The Oracle read the line again.

The line did not change.

After that, suppression stopped being a lesson and became the shape of my life.

Never brighten at meals.

Never answer in corridors.

Never visibly respond to any girl whose Mark came too near mine.

I came to Zenith Hall already trained to survive the thing I had been told would find me.

Then Astra Verita arrived small, angry, underfed, and unimpressed by all the pomp and grandeur.

She should have made it easier. A nobody, easy to dismiss, with no understanding of the games the Council played with lives they couldn’t control.

She made it worse.

She asked too many questions in hallways where anyone could overhear. She stared too long at dangerous doors. She noticed when a room wanted her frightened and seemed determined to prove she was the opposite, even when she should be.

And worst of all, when her Mark reached, mine failed to warn me.

It recognized her.

Worse.

If felt relieved to have found her.

The thing I had been trained to survive reached for me, and some hidden, starved part of my Mark answered as if it had been waiting its whole life to be allowed home.

The leather strip slipped from my fingers.
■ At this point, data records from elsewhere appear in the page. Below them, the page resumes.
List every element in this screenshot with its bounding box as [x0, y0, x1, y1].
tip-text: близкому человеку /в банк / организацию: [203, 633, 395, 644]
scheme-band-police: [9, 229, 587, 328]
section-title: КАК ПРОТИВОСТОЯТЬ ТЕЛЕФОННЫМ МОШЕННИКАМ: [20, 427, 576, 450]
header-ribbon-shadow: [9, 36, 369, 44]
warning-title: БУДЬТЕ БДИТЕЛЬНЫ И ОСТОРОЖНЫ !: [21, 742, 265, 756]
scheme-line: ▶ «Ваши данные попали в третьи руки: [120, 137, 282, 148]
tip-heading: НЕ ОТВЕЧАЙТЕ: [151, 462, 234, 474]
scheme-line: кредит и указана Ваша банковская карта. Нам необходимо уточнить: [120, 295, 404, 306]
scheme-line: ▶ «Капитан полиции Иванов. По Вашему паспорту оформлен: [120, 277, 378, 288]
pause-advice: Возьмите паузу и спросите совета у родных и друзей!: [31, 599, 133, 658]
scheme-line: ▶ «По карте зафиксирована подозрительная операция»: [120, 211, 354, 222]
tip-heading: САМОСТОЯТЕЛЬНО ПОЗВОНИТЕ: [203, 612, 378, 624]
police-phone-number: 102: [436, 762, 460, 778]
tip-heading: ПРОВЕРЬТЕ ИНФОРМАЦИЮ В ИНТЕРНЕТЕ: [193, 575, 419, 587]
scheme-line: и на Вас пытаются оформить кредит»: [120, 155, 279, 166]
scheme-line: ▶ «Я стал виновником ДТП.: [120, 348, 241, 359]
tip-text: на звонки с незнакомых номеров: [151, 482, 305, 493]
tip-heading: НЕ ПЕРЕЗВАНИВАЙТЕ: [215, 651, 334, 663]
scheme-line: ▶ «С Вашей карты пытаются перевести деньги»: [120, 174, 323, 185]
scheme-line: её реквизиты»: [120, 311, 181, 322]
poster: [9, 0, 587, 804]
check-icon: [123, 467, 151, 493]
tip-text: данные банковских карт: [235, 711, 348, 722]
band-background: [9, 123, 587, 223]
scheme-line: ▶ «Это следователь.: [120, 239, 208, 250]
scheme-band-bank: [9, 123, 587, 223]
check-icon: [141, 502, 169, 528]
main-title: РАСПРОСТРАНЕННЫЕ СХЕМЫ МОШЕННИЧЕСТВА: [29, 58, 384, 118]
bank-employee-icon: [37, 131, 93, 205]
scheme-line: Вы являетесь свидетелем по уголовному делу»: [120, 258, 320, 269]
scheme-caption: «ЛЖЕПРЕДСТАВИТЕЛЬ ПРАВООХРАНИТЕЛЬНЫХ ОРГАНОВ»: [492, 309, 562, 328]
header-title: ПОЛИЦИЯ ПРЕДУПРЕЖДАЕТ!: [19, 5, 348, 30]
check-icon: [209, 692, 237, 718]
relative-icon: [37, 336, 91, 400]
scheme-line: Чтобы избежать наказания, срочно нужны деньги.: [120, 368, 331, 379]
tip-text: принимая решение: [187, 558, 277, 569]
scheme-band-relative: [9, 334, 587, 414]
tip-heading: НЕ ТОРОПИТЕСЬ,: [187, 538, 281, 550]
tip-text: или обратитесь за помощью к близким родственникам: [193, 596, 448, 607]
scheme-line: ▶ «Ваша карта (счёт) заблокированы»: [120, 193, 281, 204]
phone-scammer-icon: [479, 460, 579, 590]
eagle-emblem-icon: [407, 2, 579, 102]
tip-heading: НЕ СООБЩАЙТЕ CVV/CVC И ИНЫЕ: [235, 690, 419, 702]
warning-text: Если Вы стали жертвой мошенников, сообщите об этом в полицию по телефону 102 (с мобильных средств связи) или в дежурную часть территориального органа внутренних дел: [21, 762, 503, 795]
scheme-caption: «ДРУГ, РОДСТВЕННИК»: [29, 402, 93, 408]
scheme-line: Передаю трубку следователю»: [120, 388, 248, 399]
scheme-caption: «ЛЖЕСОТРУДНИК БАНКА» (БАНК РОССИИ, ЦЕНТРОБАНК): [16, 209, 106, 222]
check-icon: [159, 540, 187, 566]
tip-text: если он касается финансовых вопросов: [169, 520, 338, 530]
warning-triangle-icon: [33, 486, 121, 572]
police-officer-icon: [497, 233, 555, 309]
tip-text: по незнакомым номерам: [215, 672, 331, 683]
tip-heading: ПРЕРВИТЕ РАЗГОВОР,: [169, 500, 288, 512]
My Mark brightened under the sleeve, heat moving along the old lines with a terrible ease.

Suppression held.

Barely.

I breathed through my teeth until the light under the linen thinned.

Above me, the pull vanished.

Covered.

Held under someone else’s command.

Someone had told her to remove her hand from the basin.

Someone had seen enough.

Caswell, probably.

Caswell knew how to stop just after the damage became useful without creating too big of a scene.